If running Tusk against cassandra, you must start the cassandra cluster before running the application
Do this on a single node by running the "cassandra" command in the cassandra/bin directory.
The keyspaces for the infinispan cachestore will be created automatically if they are not there
so no need to create them manually. You must create the keyspace for the main message data store,
which is "TuskData" by default (see the KeyspaceDefinition lines of code in  BigDataExtractor.java 
in the esb-integration project). The ispn-integration/src/main/resources/cassandra-schema.txt
file contains the commands to create the Cassandra schema.

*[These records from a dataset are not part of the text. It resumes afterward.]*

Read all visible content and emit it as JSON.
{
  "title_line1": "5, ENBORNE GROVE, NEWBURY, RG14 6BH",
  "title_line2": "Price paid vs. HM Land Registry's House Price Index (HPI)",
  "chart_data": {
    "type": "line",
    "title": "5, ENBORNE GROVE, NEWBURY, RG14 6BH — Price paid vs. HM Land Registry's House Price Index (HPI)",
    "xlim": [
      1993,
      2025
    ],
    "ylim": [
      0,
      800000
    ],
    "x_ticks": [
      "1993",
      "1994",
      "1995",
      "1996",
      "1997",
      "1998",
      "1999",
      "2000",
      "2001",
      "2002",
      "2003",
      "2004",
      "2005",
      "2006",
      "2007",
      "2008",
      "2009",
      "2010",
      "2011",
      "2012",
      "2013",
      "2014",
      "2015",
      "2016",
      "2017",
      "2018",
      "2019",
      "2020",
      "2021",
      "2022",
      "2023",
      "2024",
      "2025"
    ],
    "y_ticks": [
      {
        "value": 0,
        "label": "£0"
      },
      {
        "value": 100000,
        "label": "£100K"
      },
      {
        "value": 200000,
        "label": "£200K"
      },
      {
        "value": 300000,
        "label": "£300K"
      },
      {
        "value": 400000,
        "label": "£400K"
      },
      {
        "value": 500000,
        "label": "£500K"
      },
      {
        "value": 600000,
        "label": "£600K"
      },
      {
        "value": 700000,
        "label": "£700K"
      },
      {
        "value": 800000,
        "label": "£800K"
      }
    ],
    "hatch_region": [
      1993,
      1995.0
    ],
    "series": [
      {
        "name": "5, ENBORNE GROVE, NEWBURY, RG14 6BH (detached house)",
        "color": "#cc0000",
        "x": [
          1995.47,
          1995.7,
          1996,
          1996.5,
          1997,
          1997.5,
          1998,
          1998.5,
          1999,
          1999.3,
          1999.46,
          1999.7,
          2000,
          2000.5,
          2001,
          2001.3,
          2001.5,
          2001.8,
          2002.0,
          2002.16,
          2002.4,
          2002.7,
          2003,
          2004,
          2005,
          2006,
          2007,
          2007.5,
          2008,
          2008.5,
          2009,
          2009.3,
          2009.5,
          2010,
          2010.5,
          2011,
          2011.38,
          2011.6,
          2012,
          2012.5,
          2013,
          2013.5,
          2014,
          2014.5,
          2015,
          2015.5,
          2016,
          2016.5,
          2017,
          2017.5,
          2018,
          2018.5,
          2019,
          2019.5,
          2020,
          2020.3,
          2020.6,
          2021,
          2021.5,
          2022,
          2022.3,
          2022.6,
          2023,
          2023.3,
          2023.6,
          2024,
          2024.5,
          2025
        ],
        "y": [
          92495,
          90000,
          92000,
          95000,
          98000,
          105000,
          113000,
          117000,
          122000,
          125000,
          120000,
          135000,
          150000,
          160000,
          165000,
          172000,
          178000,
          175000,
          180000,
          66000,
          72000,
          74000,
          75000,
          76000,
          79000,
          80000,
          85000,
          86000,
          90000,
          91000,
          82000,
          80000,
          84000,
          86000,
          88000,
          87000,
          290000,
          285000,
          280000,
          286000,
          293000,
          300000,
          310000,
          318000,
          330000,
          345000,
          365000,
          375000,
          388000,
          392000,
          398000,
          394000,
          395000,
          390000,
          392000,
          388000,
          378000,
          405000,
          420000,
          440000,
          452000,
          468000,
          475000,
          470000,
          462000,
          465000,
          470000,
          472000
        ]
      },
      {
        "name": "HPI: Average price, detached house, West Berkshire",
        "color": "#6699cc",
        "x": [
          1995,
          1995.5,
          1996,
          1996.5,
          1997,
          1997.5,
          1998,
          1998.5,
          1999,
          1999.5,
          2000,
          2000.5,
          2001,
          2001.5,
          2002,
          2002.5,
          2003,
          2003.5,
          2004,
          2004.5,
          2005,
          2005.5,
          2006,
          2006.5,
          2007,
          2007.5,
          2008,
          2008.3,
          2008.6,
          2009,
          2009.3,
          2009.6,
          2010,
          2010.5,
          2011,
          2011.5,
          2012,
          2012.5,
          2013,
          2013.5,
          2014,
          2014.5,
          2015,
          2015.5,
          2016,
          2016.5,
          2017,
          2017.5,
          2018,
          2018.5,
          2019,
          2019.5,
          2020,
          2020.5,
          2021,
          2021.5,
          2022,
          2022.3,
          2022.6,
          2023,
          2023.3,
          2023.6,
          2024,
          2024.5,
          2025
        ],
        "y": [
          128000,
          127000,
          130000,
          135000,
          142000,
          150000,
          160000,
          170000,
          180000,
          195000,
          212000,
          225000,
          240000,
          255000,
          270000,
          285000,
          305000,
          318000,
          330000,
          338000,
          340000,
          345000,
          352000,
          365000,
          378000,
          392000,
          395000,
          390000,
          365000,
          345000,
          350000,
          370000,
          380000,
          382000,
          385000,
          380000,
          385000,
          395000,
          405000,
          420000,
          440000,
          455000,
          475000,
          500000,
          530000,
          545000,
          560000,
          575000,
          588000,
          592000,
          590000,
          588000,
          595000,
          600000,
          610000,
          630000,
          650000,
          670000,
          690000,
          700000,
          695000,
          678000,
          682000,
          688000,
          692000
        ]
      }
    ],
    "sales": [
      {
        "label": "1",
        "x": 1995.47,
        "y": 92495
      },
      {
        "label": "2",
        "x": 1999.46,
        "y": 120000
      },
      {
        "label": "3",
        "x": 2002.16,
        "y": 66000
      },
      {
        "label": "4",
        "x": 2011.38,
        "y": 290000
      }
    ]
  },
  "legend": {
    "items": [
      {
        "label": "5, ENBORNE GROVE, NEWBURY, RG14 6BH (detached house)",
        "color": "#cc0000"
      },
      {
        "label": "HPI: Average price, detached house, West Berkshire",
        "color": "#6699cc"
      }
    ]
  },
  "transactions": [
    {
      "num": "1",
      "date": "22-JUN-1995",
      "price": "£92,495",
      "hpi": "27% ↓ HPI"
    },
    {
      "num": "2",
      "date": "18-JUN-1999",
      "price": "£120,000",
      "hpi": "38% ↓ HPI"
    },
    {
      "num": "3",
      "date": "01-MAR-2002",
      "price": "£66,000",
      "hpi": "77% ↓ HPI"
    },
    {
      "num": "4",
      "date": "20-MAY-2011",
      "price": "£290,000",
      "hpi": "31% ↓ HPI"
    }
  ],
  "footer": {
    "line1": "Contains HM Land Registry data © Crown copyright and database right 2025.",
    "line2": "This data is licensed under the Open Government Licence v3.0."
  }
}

The current implementation requires a running cassandra server. There is an embedded cassandra
server that can be used for testing. Check out the cassandra cachestore module in the
Infinispan codebase for the code. If we use it we'd have to pre-create the keyspace and column
family automatically each time the embedded server is started. The infinispan cassandra cachestore
automatically creates a keyspace so we can use that as a guide.


--------------------------------------------------
Random Notes
--------------------------------------------------
* As of 10/8/2011, there is an exception when the service handles the message.
This is because Infinispan requires a newer version of JBoss Logging (3.0) than
what comes with EDSP 5.1. It shouldn't be too hard to fix the deployment so that
the ESB uses the deployed version of jboss logging (e.g. jboss-logging-3.0.0.GA.jar)
instead of the one packaged in EDSP, which is version 2.1 I think.